Dans la société palestinienne, l’extrémisme est le courant dominant. Par Ahmed Al-Khalidi

L’asymétrie que vous refusez tous de voir (I )

Il n’y a pas 2 nations prises en otage par des radicaux, tandis que la « majorité normale » silencieuse veut soi-disant simplement la paix

J’en ai assez d’entendre les gens dire que « les deux camps sont dirigés par des extrémistes », comme si ce conflit était une sorte de reflet de deux nations prises en otage par des radicaux, tandis que la « majorité normale » silencieuse des deux camps veut soi-disant simplement la paix. Ce n’est pas seulement faux, c’est dangereusement naïf.

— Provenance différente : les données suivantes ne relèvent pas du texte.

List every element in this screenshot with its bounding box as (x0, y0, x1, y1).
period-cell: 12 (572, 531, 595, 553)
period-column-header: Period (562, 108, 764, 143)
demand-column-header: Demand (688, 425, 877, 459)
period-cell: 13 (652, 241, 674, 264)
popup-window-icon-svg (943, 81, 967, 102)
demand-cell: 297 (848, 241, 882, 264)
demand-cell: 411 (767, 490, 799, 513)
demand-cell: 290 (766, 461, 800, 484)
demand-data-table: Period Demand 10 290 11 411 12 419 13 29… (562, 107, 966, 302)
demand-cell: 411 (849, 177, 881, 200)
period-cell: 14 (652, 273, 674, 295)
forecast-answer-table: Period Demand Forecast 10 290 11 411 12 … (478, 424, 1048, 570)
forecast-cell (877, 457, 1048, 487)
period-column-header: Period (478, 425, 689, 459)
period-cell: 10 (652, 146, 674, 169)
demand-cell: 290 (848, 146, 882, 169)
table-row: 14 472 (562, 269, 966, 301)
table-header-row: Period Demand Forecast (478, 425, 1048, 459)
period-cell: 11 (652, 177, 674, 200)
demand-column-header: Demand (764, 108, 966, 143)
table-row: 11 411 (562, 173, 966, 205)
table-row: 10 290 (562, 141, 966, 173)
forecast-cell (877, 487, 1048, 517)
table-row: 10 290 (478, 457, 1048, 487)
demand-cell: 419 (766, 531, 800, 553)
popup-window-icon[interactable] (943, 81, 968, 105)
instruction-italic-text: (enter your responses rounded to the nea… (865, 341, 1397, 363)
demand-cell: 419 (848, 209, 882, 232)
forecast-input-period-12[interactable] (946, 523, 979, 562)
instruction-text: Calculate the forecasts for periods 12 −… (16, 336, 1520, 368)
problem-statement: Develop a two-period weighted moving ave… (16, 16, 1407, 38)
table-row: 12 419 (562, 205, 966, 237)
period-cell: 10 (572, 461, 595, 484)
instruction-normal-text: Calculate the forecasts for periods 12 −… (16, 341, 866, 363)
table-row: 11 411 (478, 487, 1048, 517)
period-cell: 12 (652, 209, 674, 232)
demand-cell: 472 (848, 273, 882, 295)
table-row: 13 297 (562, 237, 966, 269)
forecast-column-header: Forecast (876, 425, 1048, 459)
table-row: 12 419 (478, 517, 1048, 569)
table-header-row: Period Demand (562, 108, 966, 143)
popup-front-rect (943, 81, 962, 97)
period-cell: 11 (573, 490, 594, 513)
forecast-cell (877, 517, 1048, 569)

Commençons par nous, les Palestiniens.

Seule une poignée d’entre nous est prête à affirmer haut et fort que le droit au retour – l’idée que des millions d’entre nous « retourneront » un jour vivre en Israël – est une illusion. Ce n’est pas seulement irréaliste ; c’est ce qui maintient des générations prisonnières du ressentiment au lieu de construire un avenir là où nous sommes.

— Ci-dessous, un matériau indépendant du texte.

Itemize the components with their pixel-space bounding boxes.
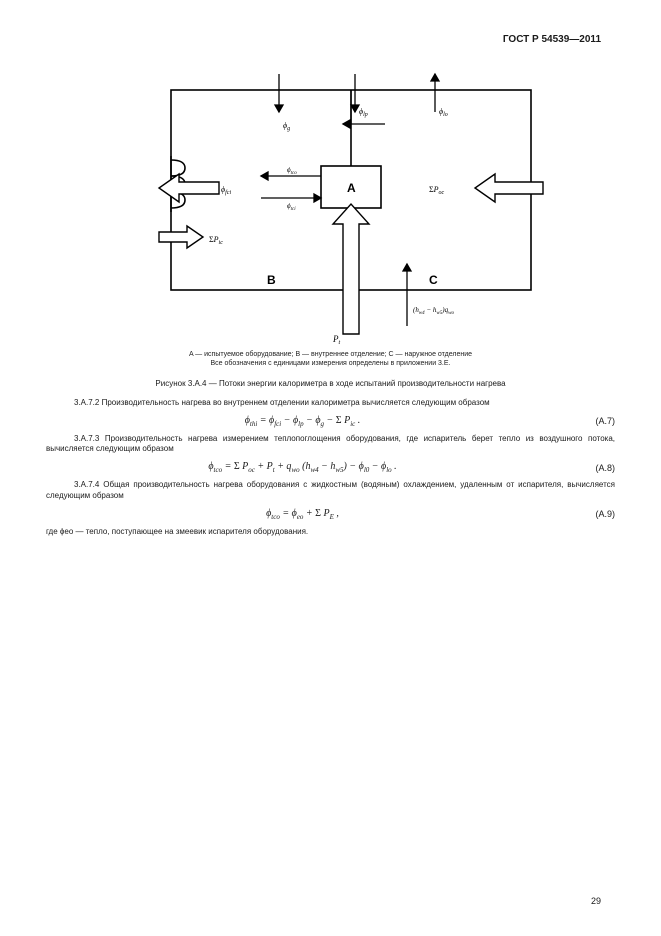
- svg-text:ϕlp: ϕlp: [359, 107, 368, 118]
- legend-line-1: A — испытуемое оборудование; B — внутрен…: [189, 351, 472, 358]
- figure-legend: A — испытуемое оборудование; B — внутрен…: [46, 350, 615, 369]
- equation-A9: ϕtco = ϕeo + Σ PE ,: [46, 508, 559, 521]
- para-3A73: 3.А.7.3 Производительность нагрева измер…: [46, 434, 615, 456]
- svg-text:ϕtci: ϕtci: [287, 202, 296, 212]
- figure-3A4: ϕfci ΣPic A ϕtco ϕtci ΣPoc: [111, 64, 551, 344]
- svg-text:ΣPoc: ΣPoc: [429, 185, 445, 196]
- svg-text:(hw4 − hw5)qwo: (hw4 − hw5)qwo: [413, 306, 454, 316]
- svg-text:ϕg: ϕg: [283, 121, 290, 132]
- equation-number-A9: (A.9): [559, 509, 615, 519]
- para-3A72: 3.А.7.2 Производительность нагрева во вн…: [46, 398, 615, 409]
- svg-text:ϕfci: ϕfci: [221, 185, 231, 196]
- document-id: ГОСТ Р 54539—2011: [503, 34, 601, 45]
- equation-A7: ϕthi = ϕfci − ϕlp − ϕg − Σ Pic .: [46, 415, 559, 428]
- svg-text:B: B: [267, 273, 276, 287]
- equation-A8: ϕtco = Σ Poc + Pt + qwo (hw4 − hw5) − ϕl…: [46, 461, 559, 474]
- svg-text:C: C: [429, 273, 438, 287]
- svg-text:A: A: [347, 181, 356, 195]
- figure-caption: Рисунок 3.А.4 — Потоки энергии калоримет…: [46, 379, 615, 388]
- equation-number-A8: (A.8): [559, 463, 615, 473]
- svg-text:ΣPic: ΣPic: [209, 235, 223, 246]
- svg-text:ϕtco: ϕtco: [287, 166, 297, 176]
- para-3A74: 3.А.7.4 Общая производительность нагрева…: [46, 480, 615, 502]
- para-where: где ϕeo — тепло, поступающее на змеевик …: [46, 527, 615, 538]
- legend-line-2: Все обозначения с единицами измерения оп…: [210, 360, 450, 367]
- equation-number-A7: (A.7): [559, 416, 615, 426]
- svg-text:Pt: Pt: [332, 334, 341, 344]
- page-number: 29: [591, 896, 601, 906]
- svg-text:ϕlo: ϕlo: [439, 107, 448, 118]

Mais voici la vérité dérangeante : ce n’est pas une croyance marginale. C’est un consensus. Demandez à n’importe qui – instruit ou pauvre, laïc ou religieux – et il vous dira : « Bien sûr que nous retournerons sur nos terres ». Il ne s’agit pas d’extrémisme marginal, mais de la pensée dominante.

Regardons maintenant Israël.

Prenons les politiciens les plus à droite : Ben Gvir, Smotrich et d’autres qui rêvent d’un « Grand Israël » sans Arabes. Leurs partisans représentent peut-être 10 à 18 % des Israéliens. Il ne s’agit pas d’un consensus. C’est une minorité politique et non l’âme du pays.

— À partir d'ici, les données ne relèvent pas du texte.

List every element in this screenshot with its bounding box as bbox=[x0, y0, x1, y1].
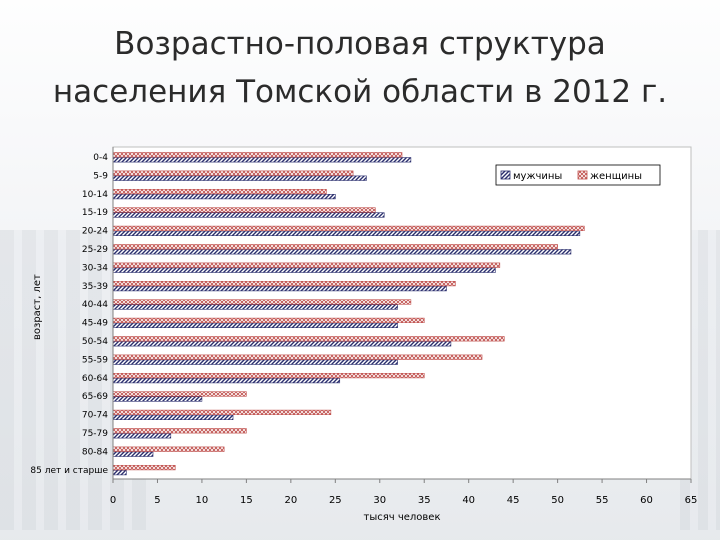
y-tick-label: 60-64 bbox=[82, 374, 108, 384]
bar-men bbox=[112, 433, 172, 439]
bar-men bbox=[112, 451, 154, 457]
bar-men bbox=[112, 286, 447, 292]
y-tick-label: 10-14 bbox=[82, 190, 108, 200]
bar-men bbox=[112, 157, 412, 163]
x-tick-label: 45 bbox=[507, 495, 520, 506]
x-tick-label: 60 bbox=[640, 495, 653, 506]
bar-women bbox=[112, 428, 247, 434]
bar-men bbox=[112, 378, 341, 384]
x-tick-label: 25 bbox=[329, 495, 342, 506]
bar-women bbox=[112, 281, 456, 287]
x-tick-label: 65 bbox=[685, 495, 698, 506]
bar-women bbox=[112, 317, 425, 324]
title-line-1: Возрастно-половая структура bbox=[114, 26, 606, 62]
bar-women bbox=[112, 207, 376, 213]
x-tick-label: 55 bbox=[596, 495, 609, 506]
y-tick-label: 30-34 bbox=[82, 263, 108, 273]
chart-container: 0-4 5-9 10-14 15-19 20-24 25-29 30-34 35-39 40-4… bbox=[0, 140, 720, 535]
bar-women bbox=[112, 409, 332, 416]
y-tick-label: 55-59 bbox=[82, 355, 108, 365]
bar-men bbox=[112, 212, 385, 218]
bar-women bbox=[112, 464, 176, 471]
legend-swatch-women bbox=[577, 170, 588, 180]
y-axis-title: возраст, лет bbox=[32, 274, 43, 340]
y-tick-label: 80-84 bbox=[82, 447, 108, 457]
bar-women bbox=[112, 225, 585, 231]
bar-men bbox=[112, 304, 398, 310]
x-tick-label: 30 bbox=[373, 495, 386, 506]
x-tick-label: 20 bbox=[284, 495, 297, 506]
y-tick-label: 5-9 bbox=[93, 171, 108, 181]
plot-area bbox=[112, 146, 692, 480]
y-tick-label: 85 лет и старше bbox=[30, 466, 108, 476]
bar-men bbox=[112, 230, 581, 236]
y-tick-label: 25-29 bbox=[82, 245, 108, 255]
x-tick-label: 0 bbox=[110, 495, 116, 506]
bar-women bbox=[112, 262, 501, 268]
legend-swatch-men bbox=[500, 170, 511, 180]
y-tick-label: 75-79 bbox=[82, 429, 108, 439]
y-tick-label: 70-74 bbox=[82, 411, 108, 421]
y-tick-label: 65-69 bbox=[82, 392, 108, 402]
x-tick-label: 35 bbox=[418, 495, 431, 506]
x-tick-label: 40 bbox=[462, 495, 475, 506]
x-tick-label: 15 bbox=[240, 495, 253, 506]
bar-men bbox=[112, 193, 336, 200]
bar-women bbox=[112, 336, 505, 342]
bar-men bbox=[112, 469, 127, 476]
bar-women bbox=[112, 188, 327, 195]
x-axis-title: тысяч человек bbox=[364, 512, 441, 523]
y-tick-label: 40-44 bbox=[82, 300, 108, 310]
bar-women bbox=[112, 152, 403, 158]
bar-women bbox=[112, 244, 558, 250]
bar-chart: 0-4 5-9 10-14 15-19 20-24 25-29 30-34 35-39 40-4… bbox=[30, 146, 698, 523]
bar-men bbox=[112, 267, 496, 273]
legend-label-men: мужчины bbox=[513, 171, 562, 182]
title-line-2: населения Томской области в 2012 г. bbox=[52, 74, 668, 110]
bar-men bbox=[112, 396, 203, 402]
legend-label-women: женщины bbox=[590, 171, 642, 182]
bar-women bbox=[112, 446, 225, 452]
bar-women bbox=[112, 354, 483, 360]
bar-women bbox=[112, 170, 354, 176]
y-tick-label: 15-19 bbox=[82, 208, 108, 218]
bar-women bbox=[112, 391, 247, 397]
x-tick-label: 10 bbox=[196, 495, 209, 506]
legend: мужчины женщины bbox=[495, 164, 661, 186]
bar-men bbox=[112, 414, 234, 421]
bar-women bbox=[112, 373, 425, 379]
bar-men bbox=[112, 322, 398, 329]
y-tick-label: 45-49 bbox=[82, 319, 108, 329]
y-tick-label: 35-39 bbox=[82, 282, 108, 292]
y-tick-label: 50-54 bbox=[82, 337, 108, 347]
bar-men bbox=[112, 175, 367, 181]
bar-women bbox=[112, 299, 412, 305]
bar-men bbox=[112, 341, 452, 347]
y-tick-label: 20-24 bbox=[82, 227, 108, 237]
x-tick-label: 50 bbox=[551, 495, 564, 506]
y-tick-label: 0-4 bbox=[93, 153, 108, 163]
slide-title: Возрастно-половая структура населения То… bbox=[0, 20, 720, 116]
bar-men bbox=[112, 359, 398, 365]
bar-men bbox=[112, 249, 572, 255]
x-tick-label: 5 bbox=[154, 495, 160, 506]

C’est l’asymétrie que les gens refusent de voir.

D’un côté, une société où des objectifs extrêmes comme « retourner à Haïfa et Jaffa » sont considérés comme une vérité sacrée. De l’autre, une société où les objectifs extrêmes comme « expulser tous les Arabes » sont rejetés par la majorité.

Avant de parler de « solutions », comprenez ceci : vous ne pouvez pas résoudre ce que vous refusez de voir clairement. Le problème n’est pas « deux extrémistes qui prennent tout le monde en otage ». C’est que dans notre société, l’extrémisme est le courant dominant, et tant que nous ne l’affronterons pas, nous continuerons à confondre l’autodestruction avec la dignité.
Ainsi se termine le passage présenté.